Have you ever thought about expiry dates on drug packages and wondered how these dates are determined? In today’s blog article we will discuss the very same topic from an analytical perspective.
Every drug product has a shelf life after which it starts to degrade. This shelf life is determined by the evaluation of storage conditions during drug development. Performing formal stability studies (including long term studies --> 12 months and accelerated stability studies --> 6 months) is required before submission of the drug’s dossier to regulatory authorities. The duration of these stability studies makes the situation untenable when aiming to develop stability-indicating analytical methods. These are methods which are used to quantitate the decrease of the active pharmaceutical ingredient (API) over time due to degradation and the subsequent increase of degradants. Thus, to save time, an analyst is faced with the necessity to artificially generate degraded samples and API is forced degraded. Therefore, it is stressed by different means such as subjecting it to acid, base, oxidants, heat, humidity and light and then analyzing the degradants. There are two basic aspects of the drug that are considered afterwards:
- Potency: This essentially means the evaluation of the API in the sample. It is logical to think, that under stressed conditions the API will degrade and hence will be less effective.
- Determination of the degraded products (by-products): As the API degrades, degradation products are arising. These products might be toxic in nature and must be identified and analyzed. As a rule of thumb, impurities amounting to more than 0.1% of the parent drug must be able to be quantified.
Designing a forced degradation study and the corresponding stability-indicating detection method requires 3 main considerations:
- selection of the degradation conditions,
- choosing appropriate drug concentration(s), and
- selection of an appropriate method and detector.
A clear understanding of the drug’s synthesis pathway and of some physiochemical properties often allow a better understanding of the components that are anticipated to be present in the final product. As mentioned above, degradation might be achieved by applying different degradation types such as hydrolysis, oxidation, photolytic or thermal stress. Thus, different reagents, exposure and storage conditions and sampling days must be considered. The drug concentration should be high enough allowing the generation of degradation products to be detectable, while on the other hand, studies should be done using the concentration the drug is intended to be in its final formulation. For the method, most widely RP-HPLC can be chosen, but other methods such as e.g. capillary electrophoresis (CE) or gas chromatography coupled with mass spectrometry (GC-MS) might also be applicable. The aim is to separate as many components as possible and determine them through distinct peaks. Common variables of the method are choice of solvents, pH, temperature, and column type.
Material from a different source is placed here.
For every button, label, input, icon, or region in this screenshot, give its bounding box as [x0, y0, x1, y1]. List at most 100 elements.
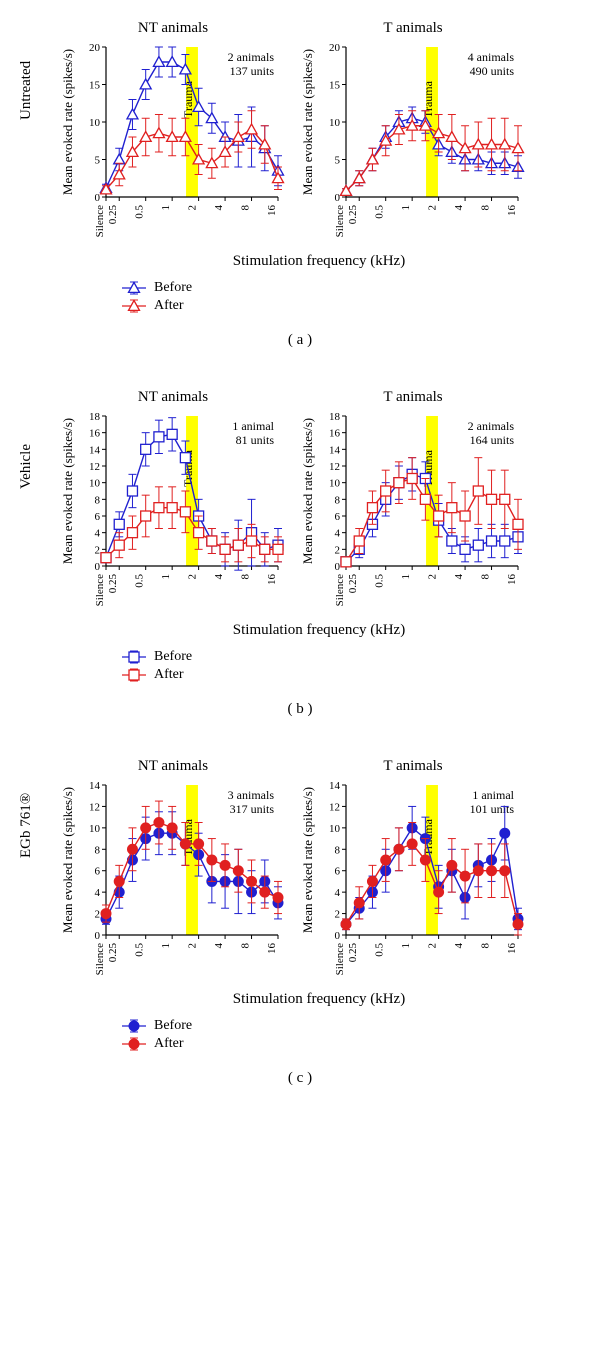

Regarding the detector, a UV detector with a detection range of 0.1 - 0.5 to 100% concentration of the parent drug is mostly suitable, while sometimes a diode array detector (DAD) might be better.
Validation of stability-indicating test methods is more complex than validating other method types. The normal validation parameters for quantitative impurity tests according to the ICH Q2(R1) guideline must be evaluated. The amount of how much degradation is required for validation of the corresponding stability-indicating method is highly discussed, and no general answer can be given. During forced degradation studies degradants which do not normally exist in the aged products might occur. Hence the determination of peak purity is required. Peak purity offers additional information about method specificity. In other words, it is required to demonstrate how well the main peak is separated from the degradants. Peak purity makes sure that no peak underlies or overlaps or co-elutes with the API compound. This point is also addressed by the FDA’s guidance for industry “Analytical Procedures and Methods Validation for Drugs and Biologics”, 2015 as it mentions to demonstrate specificity of a stability-indicating test by performing a combination of challenges, such as “use of samples spiked with target analytes and all known interferences; samples that have undergone various laboratory stress conditions; and actual product samples (produced by the final manufacturing process) that are either aged or have been stored under accelerated temperature and humidity conditions”. Once the method is validated, it can be used to support the formal stability studies under specific temperature and humidity conditions to determine shelf life.
To summarize, forced degradation studies are designed to generate product-related degradation variants and to develop stability-indicating analytical methods for the determination of the degradation products formed during formal stability studies. During validation, forced degradation study samples are used to demonstrate specificity.
According to the recent FDA-issued answers to cGMP questions regarding laboratory controls, the question was raised as to whether cGMP requires the execution of forced degradation studies in any case when studying stability-indicating methods for DPs. The answer is no, if the degradation path and suitability of the method can be substantiated by other data (such as DS stress tests, accelerated and long-term studies of the DS or DP), with a focus on specificity. In addition, the decision on the extend of forced degradation studies must be documented with a rationale.